Their new project, Sim2Reason, explores a training approach that immerses AI systems in physics-based environments where they can learn through observation and interaction. Rather than relying solely on human-written explanations and static data, Sim2Reason places large language models inside virtual worlds governed by the laws of physics.
“For a long time, AI has learned science by reading what humans have already written,” said Deepak Pathak, the Raj Reddy assistant professor in CMU’s Robotics Institute. “With Sim2Reason, we’re taking a different approach — letting models learn directly from the laws of nature through simulation. Instead of memorizing solutions, they learn by observing how the world evolves, much like scientists do.”
By grounding AI in physical experience, this approach could help robots improve their ability to understand the physical world. It could also accelerate scientific discovery by enabling AI systems to generate and test hypotheses in simulated settings, uncovering patterns and insights that would be difficult for humans to explore alone. Early results show that models trained this way can solve complex physics problems, including those from the International Physics Olympiad, a rigorous global competition for high school students that features challenging theoretical and experimental physics problems.
Sim2Reason allows AI models to learn through simulated experimentation. Within these environments, objects collide, roll, oscillate and respond to forces to generate continuous streams of data. From these interactions, the system constructs its own reasoning challenges and learns to solve them, gradually building an internal model of how the physical world works. Because real-world physical data can be difficult, expensive or unsafe to collect at scale, this approach offers a way to generate unlimited, high-quality training data directly from simulation.
In doing so, the system moves AI closer to how science itself progresses: not by memorizing answers, but by discovering the laws that generate them.
The CMU team’s approach marks a departure from how many advanced language models are trained. Traditionally, these systems rely on a vault of human-written text, absorbing knowledge that has already been interpreted and distilled. Sim2Reason shifts learning toward direct observation, enabling models to form implicit hypotheses and reason about underlying laws based on what they “see” unfold in the simulations.
At the core of the project is a simple idea: physics simulators already encode the rules of nature, so they can and should serve as powerful teaching tools.
Sim2Reason constructs virtual scenarios such as blocks sliding down inclines, pulleys in motion or objects colliding, then simulates their dynamics over time. As the system records variables like force, velocity and momentum, it also generates questions about these scenes, such as when an object will hit the ground, how momentum evolves after a set period or what mass would produce a given trajectory. Because the simulator governs the environment, it also provides the correct answers, effectively transforming itself into a self-generating teacher capable of producing an unlimited supply of physically grounded problems.

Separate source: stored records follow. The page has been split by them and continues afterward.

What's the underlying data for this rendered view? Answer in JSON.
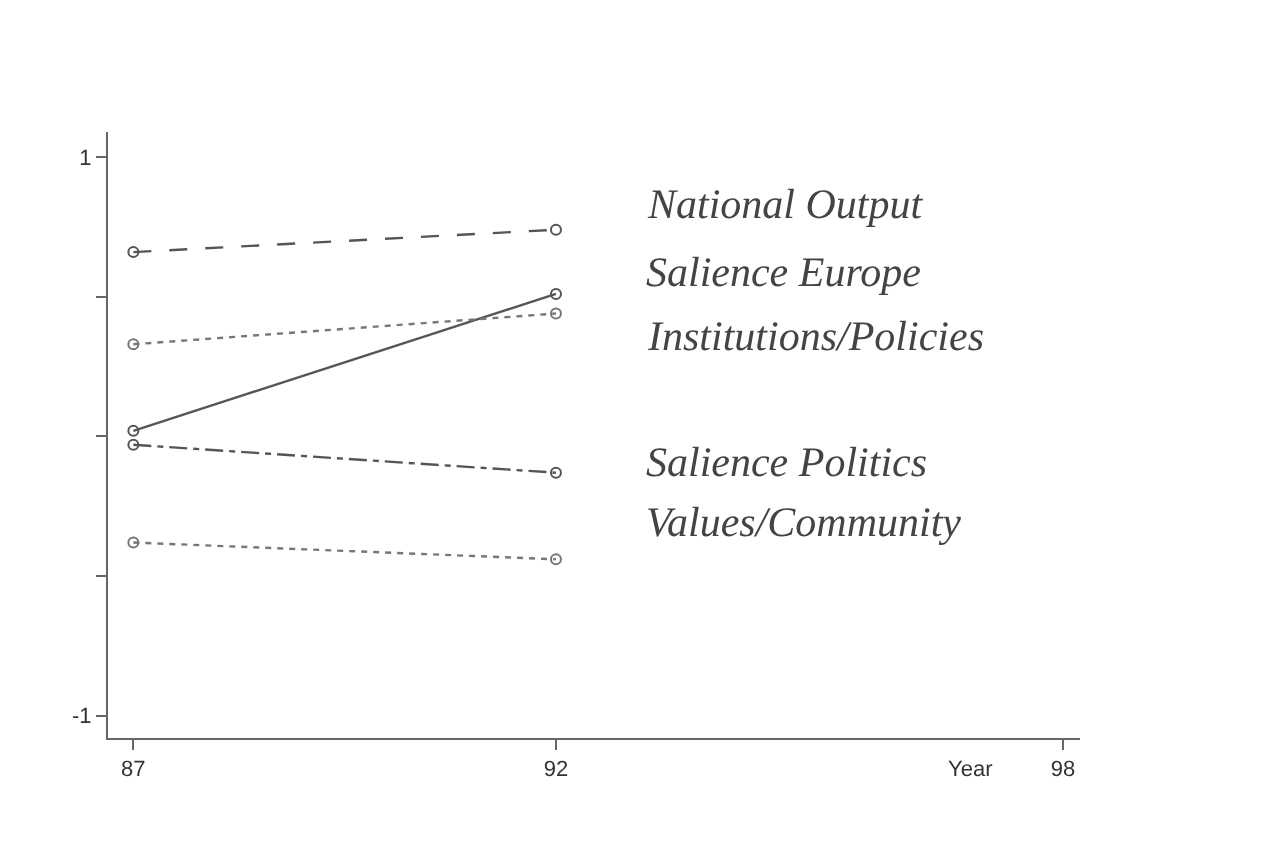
{
  "chart_data": {
    "type": "line",
    "xlabel": "Year",
    "x": [
      87,
      92
    ],
    "series": [
      {
        "name": "National Output",
        "color": "#555555",
        "values": [
          0.66,
          0.74
        ],
        "line_style": "dashed"
      },
      {
        "name": "Salience Europe",
        "color": "#555555",
        "values": [
          0.02,
          0.51
        ],
        "line_style": "solid"
      },
      {
        "name": "Institutions/Policies",
        "color": "#777777",
        "values": [
          0.33,
          0.44
        ],
        "line_style": "dotted"
      },
      {
        "name": "Salience Politics",
        "color": "#555555",
        "values": [
          -0.03,
          -0.13
        ],
        "line_style": "dashdot"
      },
      {
        "name": "Values/Community",
        "color": "#777777",
        "values": [
          -0.38,
          -0.44
        ],
        "line_style": "dotted"
      }
    ],
    "xlim": [
      86.7,
      98.2
    ],
    "xticks": [
      87,
      92,
      98
    ],
    "ylim": [
      -1.08,
      1.09
    ],
    "yticks": [
      1,
      {
        "value": 0.5,
        "label": null
      },
      {
        "value": 0,
        "label": null
      },
      {
        "value": -0.5,
        "label": null
      },
      -1
    ],
    "marker": "circle",
    "legend": false
  }
}
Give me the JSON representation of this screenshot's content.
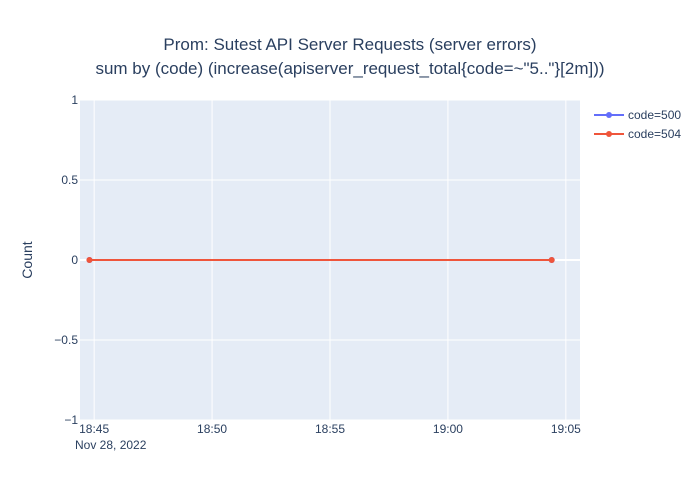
{
  "chart_data": {
    "type": "line",
    "title": "Prom: Sutest API Server Requests (server errors)",
    "subtitle": "sum by (code) (increase(apiserver_request_total{code=~\"5..\"}[2m]))",
    "xlabel": "",
    "ylabel": "Count",
    "x_date_label": "Nov 28, 2022",
    "x_ticks": [
      "18:45",
      "18:50",
      "18:55",
      "19:00",
      "19:05"
    ],
    "x_tick_minutes": [
      1125,
      1130,
      1135,
      1140,
      1145
    ],
    "xlim_minutes": [
      1124.4,
      1145.6
    ],
    "y_ticks": [
      "1",
      "0.5",
      "0",
      "−0.5",
      "−1"
    ],
    "y_tick_values": [
      1,
      0.5,
      0,
      -0.5,
      -1
    ],
    "ylim": [
      -1,
      1
    ],
    "grid": true,
    "legend_position": "top-right",
    "series": [
      {
        "name": "code=500",
        "color": "#636efa",
        "x_minutes": [
          1124.8,
          1144.4
        ],
        "values": [
          0,
          0
        ]
      },
      {
        "name": "code=504",
        "color": "#ef553b",
        "x_minutes": [
          1124.8,
          1144.4
        ],
        "values": [
          0,
          0
        ]
      }
    ],
    "plot_bgcolor": "#e5ecf6",
    "grid_color": "#ffffff"
  }
}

To learn from this data, the researchers trained language models to solve progressively more complex problems. Over time, the models learned to follow chains of physical interactions, estimate properties like mass or force, and then apply what they’d learned to new situations.

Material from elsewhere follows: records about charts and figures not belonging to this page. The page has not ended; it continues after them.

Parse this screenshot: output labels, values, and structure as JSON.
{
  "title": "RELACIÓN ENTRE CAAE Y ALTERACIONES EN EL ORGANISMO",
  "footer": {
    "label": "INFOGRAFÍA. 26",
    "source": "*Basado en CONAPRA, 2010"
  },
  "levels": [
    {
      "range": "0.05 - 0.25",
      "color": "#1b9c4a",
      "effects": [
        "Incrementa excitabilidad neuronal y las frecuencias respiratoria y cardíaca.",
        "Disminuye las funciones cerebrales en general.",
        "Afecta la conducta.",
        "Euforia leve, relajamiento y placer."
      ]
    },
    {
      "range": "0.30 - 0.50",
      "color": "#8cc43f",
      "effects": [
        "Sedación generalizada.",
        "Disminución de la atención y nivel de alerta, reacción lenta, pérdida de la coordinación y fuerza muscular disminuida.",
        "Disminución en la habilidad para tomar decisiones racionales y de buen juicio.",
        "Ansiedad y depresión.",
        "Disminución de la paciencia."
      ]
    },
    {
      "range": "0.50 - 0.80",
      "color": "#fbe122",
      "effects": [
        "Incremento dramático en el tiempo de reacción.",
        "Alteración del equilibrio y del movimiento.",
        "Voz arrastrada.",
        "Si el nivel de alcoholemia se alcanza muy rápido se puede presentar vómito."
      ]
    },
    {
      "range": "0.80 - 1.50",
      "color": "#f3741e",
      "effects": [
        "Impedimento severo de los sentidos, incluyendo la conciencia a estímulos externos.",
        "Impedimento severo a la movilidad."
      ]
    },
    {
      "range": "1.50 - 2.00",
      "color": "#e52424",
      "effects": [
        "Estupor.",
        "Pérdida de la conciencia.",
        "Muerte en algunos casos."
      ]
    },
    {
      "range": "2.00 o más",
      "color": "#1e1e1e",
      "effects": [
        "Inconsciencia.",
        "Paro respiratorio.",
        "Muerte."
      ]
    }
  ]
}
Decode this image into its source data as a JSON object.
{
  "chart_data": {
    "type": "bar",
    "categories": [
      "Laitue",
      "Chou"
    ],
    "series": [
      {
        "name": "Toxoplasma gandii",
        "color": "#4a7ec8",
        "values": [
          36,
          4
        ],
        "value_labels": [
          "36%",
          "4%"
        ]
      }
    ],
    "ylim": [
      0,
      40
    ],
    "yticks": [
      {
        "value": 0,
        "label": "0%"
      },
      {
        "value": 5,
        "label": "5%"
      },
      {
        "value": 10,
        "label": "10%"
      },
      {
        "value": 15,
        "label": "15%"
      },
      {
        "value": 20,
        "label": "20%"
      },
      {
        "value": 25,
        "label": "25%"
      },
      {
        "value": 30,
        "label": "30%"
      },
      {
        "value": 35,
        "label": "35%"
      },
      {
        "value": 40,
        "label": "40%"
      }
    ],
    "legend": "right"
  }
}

The work points toward a broader shift in how AI systems may be trained. Instead of relying solely on human-generated knowledge, future systems may learn by observing, experimenting and reasoning about the world.

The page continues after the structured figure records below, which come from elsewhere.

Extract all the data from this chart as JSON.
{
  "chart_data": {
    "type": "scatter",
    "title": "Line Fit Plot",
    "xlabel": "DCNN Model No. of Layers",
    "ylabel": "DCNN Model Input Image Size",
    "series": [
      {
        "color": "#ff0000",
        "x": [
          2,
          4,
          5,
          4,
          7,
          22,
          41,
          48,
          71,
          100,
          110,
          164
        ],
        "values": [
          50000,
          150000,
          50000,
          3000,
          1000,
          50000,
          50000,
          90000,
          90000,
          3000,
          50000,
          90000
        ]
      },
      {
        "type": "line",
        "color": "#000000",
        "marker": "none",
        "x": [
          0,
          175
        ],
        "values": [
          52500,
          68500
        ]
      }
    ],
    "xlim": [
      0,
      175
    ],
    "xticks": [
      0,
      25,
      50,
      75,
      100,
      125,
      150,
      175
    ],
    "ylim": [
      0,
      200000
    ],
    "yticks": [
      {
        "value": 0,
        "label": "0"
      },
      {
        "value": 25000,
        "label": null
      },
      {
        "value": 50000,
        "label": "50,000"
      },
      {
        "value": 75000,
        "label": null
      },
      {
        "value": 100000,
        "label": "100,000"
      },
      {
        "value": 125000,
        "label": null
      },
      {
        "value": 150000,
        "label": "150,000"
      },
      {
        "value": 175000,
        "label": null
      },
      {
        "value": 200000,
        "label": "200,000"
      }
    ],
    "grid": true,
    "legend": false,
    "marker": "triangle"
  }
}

Along with Pathak, the Sim2Reason research team included RI Ph.D. student Mihir Prabhudesai; RI master’s student Aryan Satpathy; Yangmin Li, a CMU graduate now at Nvidia; Zheyang Qin, a CMU graduate now at SkildAI; SCS undergraduate Nikash Bhardwaj; Amir Zadeh, a CMU graduate now at Lambda; Chuan Li, chief science officer at Lambda; and Katerina Fragkiadaki, the JPMorgan Chase Associate Professor of Computer Science in CMU’s Machine Learning Department.